The threat of death makes us anxious
not simply about the threat of judgment and hell,
but about a life that is missing things.
‘I’ll die without really living.
Without really being in love,
or checking off everything on my bucket list,
or having corrected this and that in my life,
or seeing justice done in the world,
or having left a good enough legacy for others.’

The devil has been cheated, by the Resurrection of Christ,
of holding us in thrall to the power of death’s to destroy the soul,
but he instead uses the riches of the world
to increase the fear that we will die
without receiving all the world has to offer.

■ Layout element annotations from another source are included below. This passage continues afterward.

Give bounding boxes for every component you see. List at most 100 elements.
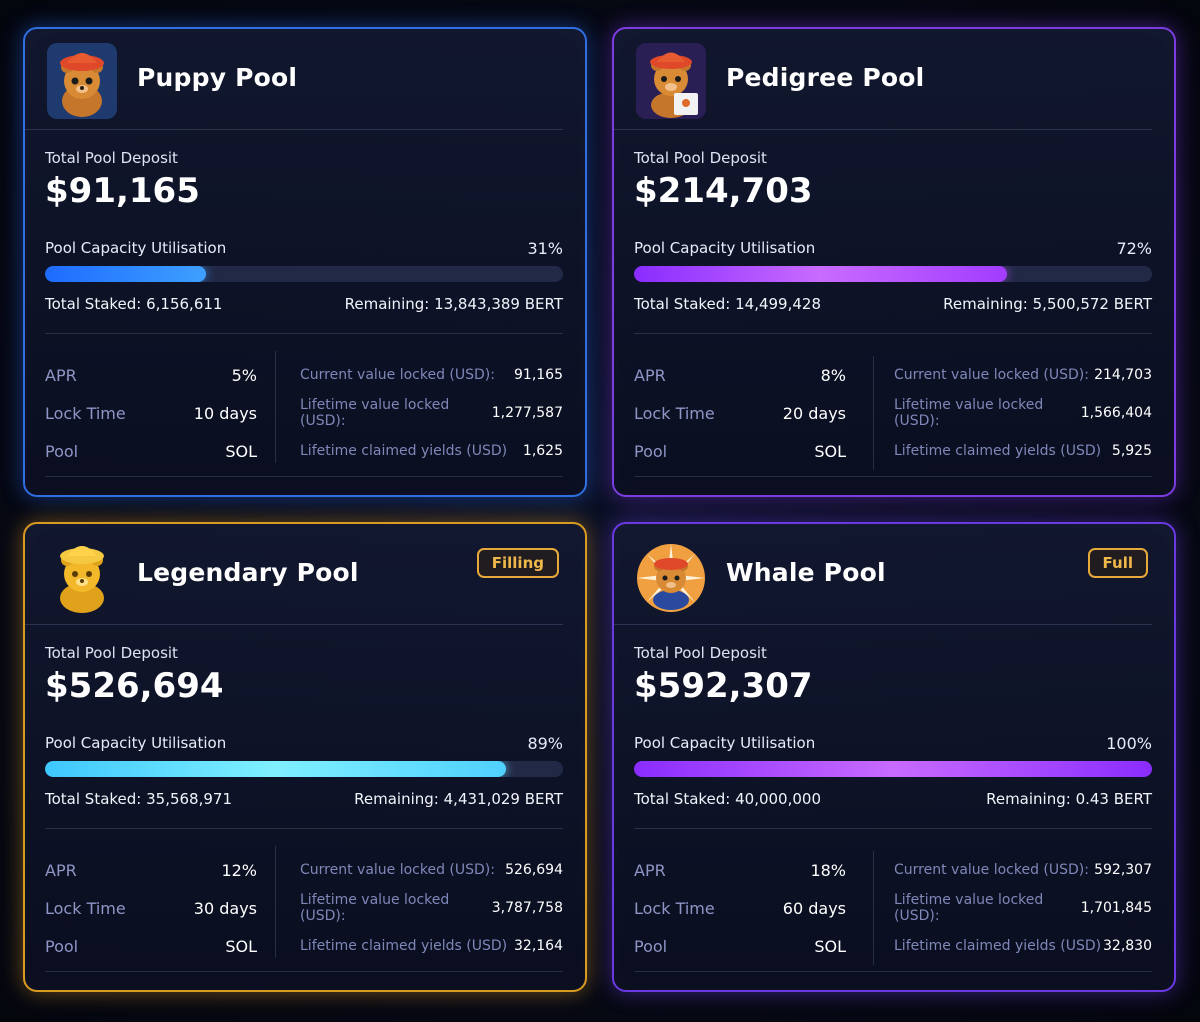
value-row-lifetime: Lifetime value locked (USD): 1,277,587: [300, 394, 563, 432]
status-badge: Filling: [476, 548, 559, 578]
value-amount: 1,701,845: [1080, 900, 1152, 916]
stat-value: 30 days: [193, 898, 257, 918]
deposit-label: Total Pool Deposit: [45, 644, 178, 662]
utilisation-label: Pool Capacity Utilisation: [634, 239, 816, 257]
stat-value: 18%: [810, 860, 846, 880]
utilisation-bar-fill: [45, 266, 206, 282]
stat-value: SOL: [814, 936, 846, 956]
value-amount: 526,694: [505, 862, 563, 878]
deposit-value: $526,694: [45, 666, 224, 706]
column-separator: [275, 351, 276, 463]
value-label: Lifetime claimed yields (USD): [894, 938, 1102, 954]
value-label: Current value locked (USD):: [894, 367, 1089, 383]
pool-title: Whale Pool: [726, 558, 886, 587]
utilisation-bar-fill: [634, 266, 1007, 282]
value-amount: 214,703: [1094, 367, 1152, 383]
bear-with-certificate-icon: [636, 43, 706, 119]
stat-label: Lock Time: [634, 898, 715, 918]
value-row-lifetime: Lifetime value locked (USD): 1,701,845: [874, 889, 1152, 927]
stat-value: SOL: [814, 441, 846, 461]
total-staked: Total Staked: 14,499,428: [634, 295, 822, 313]
value-label: Lifetime value locked (USD):: [300, 892, 450, 924]
value-amount: 592,307: [1094, 862, 1152, 878]
stat-label: APR: [45, 365, 77, 385]
value-row-claimed: Lifetime claimed yields (USD) 32,830: [874, 927, 1152, 965]
pool-title: Puppy Pool: [137, 63, 298, 92]
stat-row-apr: APR 12%: [45, 851, 257, 889]
total-staked: Total Staked: 40,000,000: [634, 790, 822, 808]
utilisation-percent: 31%: [527, 239, 563, 258]
remaining: Remaining: 4,431,029 BERT: [354, 790, 563, 808]
stat-value: 5%: [231, 365, 257, 385]
stat-value: 20 days: [782, 403, 846, 423]
footer-divider: [634, 971, 1152, 972]
value-amount: 32,830: [1103, 938, 1152, 954]
utilisation-bar-fill: [634, 761, 1152, 777]
remaining: Remaining: 0.43 BERT: [986, 790, 1152, 808]
status-badge: Full: [1087, 548, 1148, 578]
utilisation-bar: [634, 761, 1152, 777]
pool-card-pedigree[interactable]: Pedigree Pool Total Pool Deposit $214,70…: [612, 27, 1176, 497]
value-stats: Current value locked (USD): 592,307 Life…: [873, 851, 1152, 965]
column-separator: [275, 846, 276, 958]
pool-card-whale[interactable]: Whale Pool Full Total Pool Deposit $592,…: [612, 522, 1176, 992]
value-label: Lifetime value locked (USD):: [894, 397, 1044, 429]
bear-red-hat-icon: [47, 43, 117, 119]
deposit-label: Total Pool Deposit: [634, 149, 767, 167]
value-stats: Current value locked (USD): 214,703 Life…: [873, 356, 1152, 470]
value-row-claimed: Lifetime claimed yields (USD) 1,625: [300, 432, 563, 470]
value-label: Lifetime claimed yields (USD): [300, 938, 508, 954]
value-row-current: Current value locked (USD): 91,165: [300, 356, 563, 394]
stat-value: 10 days: [193, 403, 257, 423]
stat-row-apr: APR 5%: [45, 356, 257, 394]
utilisation-percent: 72%: [1116, 239, 1152, 258]
stats-divider: [45, 333, 563, 334]
footer-divider: [45, 971, 563, 972]
utilisation-label: Pool Capacity Utilisation: [634, 734, 816, 752]
stat-value: SOL: [225, 936, 257, 956]
utilisation-bar-fill: [45, 761, 507, 777]
stat-row-lock-time: Lock Time 60 days: [634, 889, 846, 927]
header-divider: [614, 129, 1152, 130]
value-label: Lifetime claimed yields (USD): [894, 443, 1102, 459]
utilisation-percent: 100%: [1106, 734, 1152, 753]
stat-value: 8%: [820, 365, 846, 385]
pool-card-legendary[interactable]: Legendary Pool Filling Total Pool Deposi…: [23, 522, 587, 992]
value-label: Lifetime value locked (USD):: [300, 397, 450, 429]
value-amount: 5,925: [1111, 443, 1152, 459]
stat-label: APR: [45, 860, 77, 880]
value-row-current: Current value locked (USD): 592,307: [874, 851, 1152, 889]
stat-row-apr: APR 18%: [634, 851, 846, 889]
stat-label: Pool: [45, 441, 79, 461]
pool-stats: APR 12% Lock Time 30 days Pool SOL: [45, 851, 257, 965]
total-staked: Total Staked: 6,156,611: [45, 295, 223, 313]
pool-card-puppy[interactable]: Puppy Pool Total Pool Deposit $91,165 Po…: [23, 27, 587, 497]
value-label: Current value locked (USD):: [300, 862, 495, 878]
value-row-current: Current value locked (USD): 526,694: [300, 851, 563, 889]
value-stats: Current value locked (USD): 91,165 Lifet…: [300, 356, 563, 470]
total-staked: Total Staked: 35,568,971: [45, 790, 233, 808]
value-amount: 1,566,404: [1080, 405, 1152, 421]
stat-row-lock-time: Lock Time 10 days: [45, 394, 257, 432]
value-row-lifetime: Lifetime value locked (USD): 1,566,404: [874, 394, 1152, 432]
value-amount: 32,164: [514, 938, 563, 954]
stat-row-pool: Pool SOL: [45, 927, 257, 965]
footer-divider: [634, 476, 1152, 477]
pool-stats: APR 5% Lock Time 10 days Pool SOL: [45, 356, 257, 470]
golden-bear-icon: [47, 538, 117, 614]
stat-row-pool: Pool SOL: [634, 927, 846, 965]
footer-divider: [45, 476, 563, 477]
value-amount: 91,165: [514, 367, 563, 383]
stat-label: Pool: [634, 441, 668, 461]
stat-label: Pool: [634, 936, 668, 956]
stat-label: APR: [634, 860, 666, 880]
value-label: Lifetime value locked (USD):: [894, 892, 1044, 924]
bear-sunburst-icon: [636, 538, 706, 614]
value-stats: Current value locked (USD): 526,694 Life…: [300, 851, 563, 965]
deposit-value: $214,703: [634, 171, 813, 211]
stat-row-pool: Pool SOL: [634, 432, 846, 470]
stats-divider: [634, 333, 1152, 334]
value-label: Lifetime claimed yields (USD): [300, 443, 508, 459]
deposit-value: $592,307: [634, 666, 813, 706]
stat-label: Pool: [45, 936, 79, 956]
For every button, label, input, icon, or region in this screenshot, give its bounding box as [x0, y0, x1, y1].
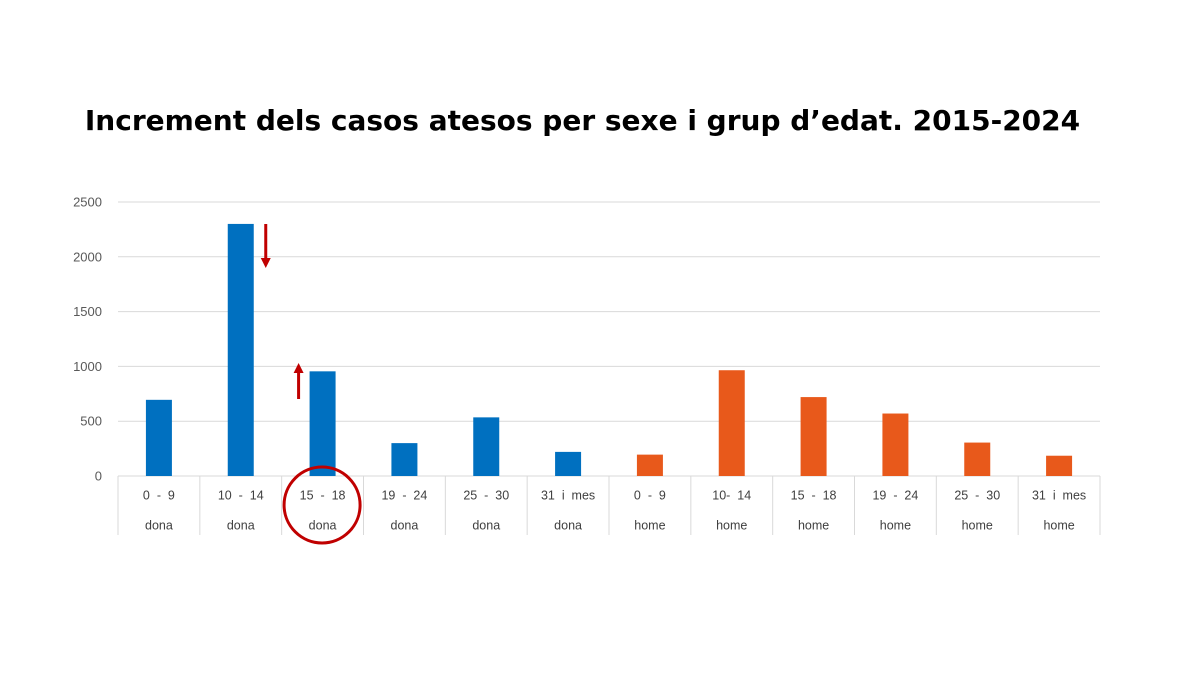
x-tick-label-sex: dona — [391, 519, 419, 533]
x-tick-label-sex: home — [1043, 519, 1074, 533]
annotations — [260, 224, 362, 545]
annotation-arrow-down-head — [260, 258, 271, 268]
bar-dona — [145, 399, 172, 476]
annotation-circle — [282, 465, 362, 545]
bar-dona — [473, 417, 500, 476]
x-tick-label-age: 10- 14 — [712, 489, 751, 503]
chart-title: Increment dels casos atesos per sexe i g… — [84, 104, 1081, 137]
x-tick-label-sex: home — [634, 519, 665, 533]
y-tick-label: 2000 — [73, 249, 102, 264]
x-tick-label-age: 31 i mes — [1032, 489, 1086, 503]
bar-dona — [227, 223, 254, 476]
y-axis-ticks: 0 500 1000 1500 2000 2500 — [73, 195, 102, 484]
x-tick-label-sex: home — [716, 519, 747, 533]
x-tick-label-age: 0 - 9 — [634, 489, 666, 503]
bar-home — [1046, 455, 1073, 476]
x-tick-label-sex: dona — [227, 519, 255, 533]
bar-dona — [391, 443, 418, 476]
x-tick-label-age: 10 - 14 — [218, 489, 264, 503]
bar-home — [882, 413, 909, 476]
bar-dona — [555, 451, 582, 476]
x-tick-label-sex: dona — [554, 519, 582, 533]
x-axis: 0 - 9 dona 10 - 14 dona 15 - 18 dona 19 - 24 do… — [117, 476, 1101, 535]
x-tick-label-sex: dona — [472, 519, 500, 533]
x-tick-label-sex: home — [962, 519, 993, 533]
x-tick-label-age: 15 - 18 — [300, 489, 346, 503]
bar-home — [636, 454, 663, 476]
x-tick-label-sex: home — [798, 519, 829, 533]
bar-home — [800, 397, 827, 476]
y-tick-label: 500 — [80, 414, 102, 429]
bar-home — [964, 442, 991, 476]
y-tick-label: 0 — [95, 469, 102, 484]
x-tick-label-age: 0 - 9 — [143, 489, 175, 503]
x-tick-label-age: 31 i mes — [541, 489, 595, 503]
bar-dona — [309, 371, 336, 476]
x-tick-label-sex: dona — [145, 519, 173, 533]
y-tick-label: 2500 — [73, 195, 102, 210]
x-tick-label-age: 15 - 18 — [791, 489, 837, 503]
x-tick-label-age: 19 - 24 — [872, 489, 918, 503]
x-tick-label-sex: home — [880, 519, 911, 533]
bar-home — [718, 370, 745, 476]
annotation-arrow-up-head — [293, 363, 304, 373]
x-tick-label-sex: dona — [309, 519, 337, 533]
x-tick-label-age: 19 - 24 — [381, 489, 427, 503]
x-tick-label-age: 25 - 30 — [954, 489, 1000, 503]
x-tick-label-age: 25 - 30 — [463, 489, 509, 503]
y-tick-label: 1000 — [73, 359, 102, 374]
y-tick-label: 1500 — [73, 304, 102, 319]
bars — [145, 223, 1073, 476]
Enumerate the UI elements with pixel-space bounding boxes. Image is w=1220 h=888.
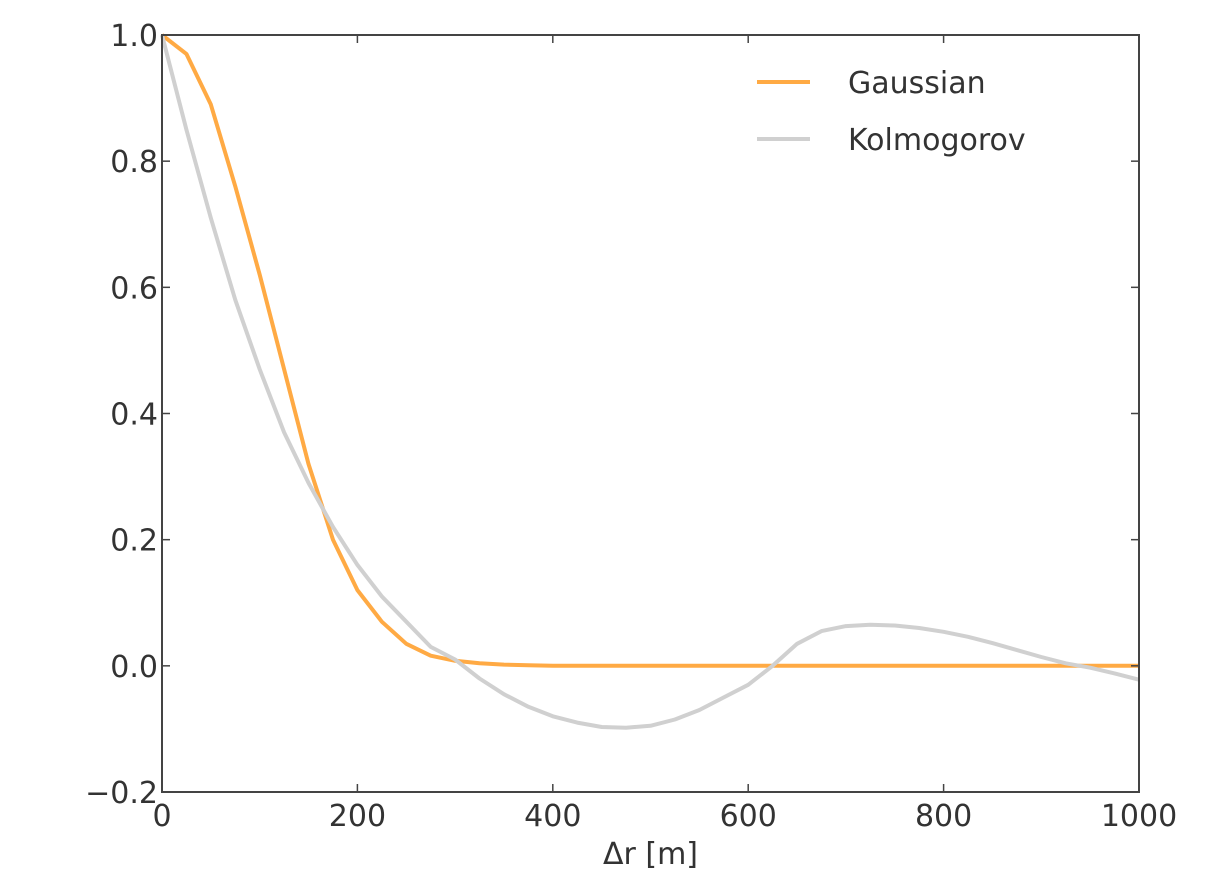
y-tick-label: 0.4 [110, 398, 158, 433]
legend: Gaussian Kolmogorov [757, 66, 1026, 158]
y-axis: −0.2 0.0 0.2 0.4 0.6 0.8 1.0 [85, 19, 1139, 811]
y-tick-label: 1.0 [110, 19, 158, 54]
x-tick-label: 0 [152, 799, 171, 834]
y-tick-label: 0.6 [110, 271, 158, 306]
x-axis-label: Δr [m] [603, 837, 698, 872]
legend-label-gaussian: Gaussian [848, 66, 986, 101]
x-tick-label: 200 [329, 799, 386, 834]
y-tick-label: 0.8 [110, 145, 158, 180]
x-tick-label: 600 [720, 799, 777, 834]
x-axis: 0 200 400 600 800 1000 [152, 35, 1177, 834]
series-line-kolmogorov [160, 34, 1140, 730]
x-tick-label: 400 [524, 799, 581, 834]
y-tick-label: −0.2 [85, 776, 158, 811]
y-tick-label: 0.0 [110, 650, 158, 685]
x-tick-label: 1000 [1101, 799, 1177, 834]
series-line-gaussian [160, 33, 1139, 668]
x-tick-label: 800 [915, 799, 972, 834]
legend-label-kolmogorov: Kolmogorov [848, 123, 1026, 158]
series-layer [160, 33, 1140, 730]
y-tick-label: 0.2 [110, 524, 158, 559]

But if the real meaning of life is to be in union with God,
if death cannot threaten this,
then we are no longer in need of such thinking.
Indeed, to engage in such thinking is to give death back the power it does not have.
We see life as a process of accumulation instead of growing toward God.
In reflecting upon death, we cannot help but reflect
upon what we truly believe our life is all about,
and what we truly believe about God.

This is, of course, not the only thing we could say about death.
We might think about how death really is a gift to us,
in that death curbs the evil that human beings can do.
Can we imagine a world in which Fidel Castro, for example, was immortal?
Part of the plot in the Harry Potter series of books
is that Lord Voldemort has cheated death by splitting his soul into seven,
so that it makes him infinitely hard to kill.
The evil he may do is utterly unlimited,
unless the objects in which he has stored parts of his life are destroyed,
so that he finally may die, and his evil with him.
When he dies, then the spell of fear which he has cast over many is dispelled.
And for us who do not worship the darkness,
to realize that we will die is to embrace the faith
that there will come a time in which we can no longer sin,
in which our love for God will not be marred
by death-fearing inclinations and behavior.
Death becomes our liberation.

There are, of course, many more things to say or think about.
But perhaps it is good to end with that same passage which is read at funerals.
‘Those who believe in me, though they die, will live,
and those who live and believe in me will never die.’
It is through Christ that death becomes not an object of fear,
but an object of curiosity,
not a God, but a thing to be viewed in the light of God and his love.
We do not approach death by ourselves, but with Christ,
clothed in his life, robed in his love.
And we do not do battle with death,
but it is Christ who has battled death for us,
and who is victorious, so that when our death comes,
it is no longer the end of anything,
but, as Dietrich Bonhoeffer put it in a poem he wrote in prison,
a ‘station on the way to freedom.’

‘Come now, highest of feasts on the way to freedom eternal,
Death, lay down your ponderous chains and earthen enclosures
walls that deceive our souls and fetter our mortal bodies,
that we might at last behold what here we are hindered from seeing.
Freedom, long have we sought you through discipline, actions and suffering.

Dying, now we discern in the countenance of God your own face.’